Search code examples
rnamespacessubset

Namespace collision within R's subset() function


I've stumble across the following namespace problem with R's subset function so many times, that I would like to ask for a more elegant solution than mine here:

Species <- 'setosa'
subset(iris, Species==Species)

returns the entire iris dataset, I think because Species==Species evaluates to true.

My solution would be

subset(iris, Species==get('Species', envir = .GlobalEnv)

but this would not work when the variable Species is only defined within the scope of a function.

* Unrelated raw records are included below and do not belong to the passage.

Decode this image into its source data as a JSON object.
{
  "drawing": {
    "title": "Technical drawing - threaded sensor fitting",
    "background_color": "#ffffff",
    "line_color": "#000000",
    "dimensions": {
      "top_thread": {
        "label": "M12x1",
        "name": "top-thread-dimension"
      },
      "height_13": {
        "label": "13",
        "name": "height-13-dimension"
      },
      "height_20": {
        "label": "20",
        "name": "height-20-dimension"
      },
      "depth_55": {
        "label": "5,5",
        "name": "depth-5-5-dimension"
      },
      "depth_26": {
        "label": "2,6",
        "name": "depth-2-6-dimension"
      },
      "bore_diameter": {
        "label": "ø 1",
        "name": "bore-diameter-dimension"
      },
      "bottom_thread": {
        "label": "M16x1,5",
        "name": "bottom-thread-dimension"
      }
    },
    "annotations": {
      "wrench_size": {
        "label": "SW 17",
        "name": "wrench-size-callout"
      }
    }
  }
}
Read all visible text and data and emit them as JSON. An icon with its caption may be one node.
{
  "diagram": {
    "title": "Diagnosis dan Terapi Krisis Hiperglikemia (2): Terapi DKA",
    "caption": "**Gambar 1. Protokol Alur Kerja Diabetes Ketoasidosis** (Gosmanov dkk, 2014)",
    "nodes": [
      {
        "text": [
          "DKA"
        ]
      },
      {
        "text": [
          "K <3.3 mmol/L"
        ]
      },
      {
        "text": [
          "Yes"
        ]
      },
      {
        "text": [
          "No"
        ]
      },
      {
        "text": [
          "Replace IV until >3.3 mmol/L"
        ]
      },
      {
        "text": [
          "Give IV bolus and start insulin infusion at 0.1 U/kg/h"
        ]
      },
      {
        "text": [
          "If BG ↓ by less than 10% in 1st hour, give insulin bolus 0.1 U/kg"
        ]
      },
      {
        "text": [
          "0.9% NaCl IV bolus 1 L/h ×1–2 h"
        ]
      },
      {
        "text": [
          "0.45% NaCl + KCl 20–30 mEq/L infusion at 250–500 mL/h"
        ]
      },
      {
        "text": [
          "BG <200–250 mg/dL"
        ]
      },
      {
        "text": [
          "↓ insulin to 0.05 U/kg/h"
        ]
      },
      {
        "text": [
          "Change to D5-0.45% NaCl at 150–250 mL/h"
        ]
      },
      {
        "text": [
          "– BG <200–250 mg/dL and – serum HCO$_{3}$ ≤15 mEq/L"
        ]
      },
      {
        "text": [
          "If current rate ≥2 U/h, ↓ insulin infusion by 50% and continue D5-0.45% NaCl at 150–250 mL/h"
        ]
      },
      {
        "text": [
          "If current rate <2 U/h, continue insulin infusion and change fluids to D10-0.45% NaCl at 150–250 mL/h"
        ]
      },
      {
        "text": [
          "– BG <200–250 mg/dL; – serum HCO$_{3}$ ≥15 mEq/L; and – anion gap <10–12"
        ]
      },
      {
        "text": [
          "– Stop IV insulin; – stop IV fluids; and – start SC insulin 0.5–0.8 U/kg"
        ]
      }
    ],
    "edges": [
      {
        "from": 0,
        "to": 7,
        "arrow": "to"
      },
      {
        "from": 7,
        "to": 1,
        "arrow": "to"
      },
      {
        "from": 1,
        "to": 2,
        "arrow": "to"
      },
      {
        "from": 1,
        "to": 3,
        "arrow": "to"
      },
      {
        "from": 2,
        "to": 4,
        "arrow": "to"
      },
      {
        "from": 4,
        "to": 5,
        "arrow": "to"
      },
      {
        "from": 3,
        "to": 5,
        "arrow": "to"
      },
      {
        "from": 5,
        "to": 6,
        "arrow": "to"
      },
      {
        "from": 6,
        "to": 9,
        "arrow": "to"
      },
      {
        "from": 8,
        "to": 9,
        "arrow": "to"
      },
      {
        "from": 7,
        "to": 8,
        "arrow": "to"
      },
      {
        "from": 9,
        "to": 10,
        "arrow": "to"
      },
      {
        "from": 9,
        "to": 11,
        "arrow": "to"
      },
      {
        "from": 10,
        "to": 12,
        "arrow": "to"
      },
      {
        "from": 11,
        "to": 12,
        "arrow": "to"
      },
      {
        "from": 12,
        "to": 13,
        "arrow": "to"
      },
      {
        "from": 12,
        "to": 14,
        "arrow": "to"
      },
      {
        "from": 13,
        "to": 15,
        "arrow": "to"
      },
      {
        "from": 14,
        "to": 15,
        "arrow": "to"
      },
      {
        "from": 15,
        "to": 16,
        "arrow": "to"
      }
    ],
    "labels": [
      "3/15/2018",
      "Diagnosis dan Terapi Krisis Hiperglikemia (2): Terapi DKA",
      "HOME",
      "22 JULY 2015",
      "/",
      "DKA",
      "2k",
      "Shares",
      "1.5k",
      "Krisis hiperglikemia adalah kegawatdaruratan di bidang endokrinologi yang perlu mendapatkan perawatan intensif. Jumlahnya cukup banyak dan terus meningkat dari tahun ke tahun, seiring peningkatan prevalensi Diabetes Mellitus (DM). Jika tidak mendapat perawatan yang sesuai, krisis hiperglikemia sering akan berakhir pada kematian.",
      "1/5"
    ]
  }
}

It would of course also be possible to use a different variable name like species (lowercase) for the global variable. However, I think this would actually be less readable and as a end user I would actually expect R to allow this kind of comparison of two variables with the same name from different namespaces.


Solution

  • The base R subset function simply does not handle the case of identical variable names well. I think that's one of the reasons the subset help page contains the following warning

    This is a convenience function intended for use interactively. For programming it is better to use the standard subsetting functions like [, and in particular the non-standard evaluation of argument subset can have unanticipated consequences.

    That message is basically suggesting you use

    iris[iris$Species==Species, ]
    

    An alternative to the get() would be to use the globalenv() function to get the global environment

    subset(iris, Species==globalenv()$Species)
    

    If you are using dplyrs filter() function, there is a way to be explicit with the .env pronoun

    dplyr::filter(iris, Species==.env$Species)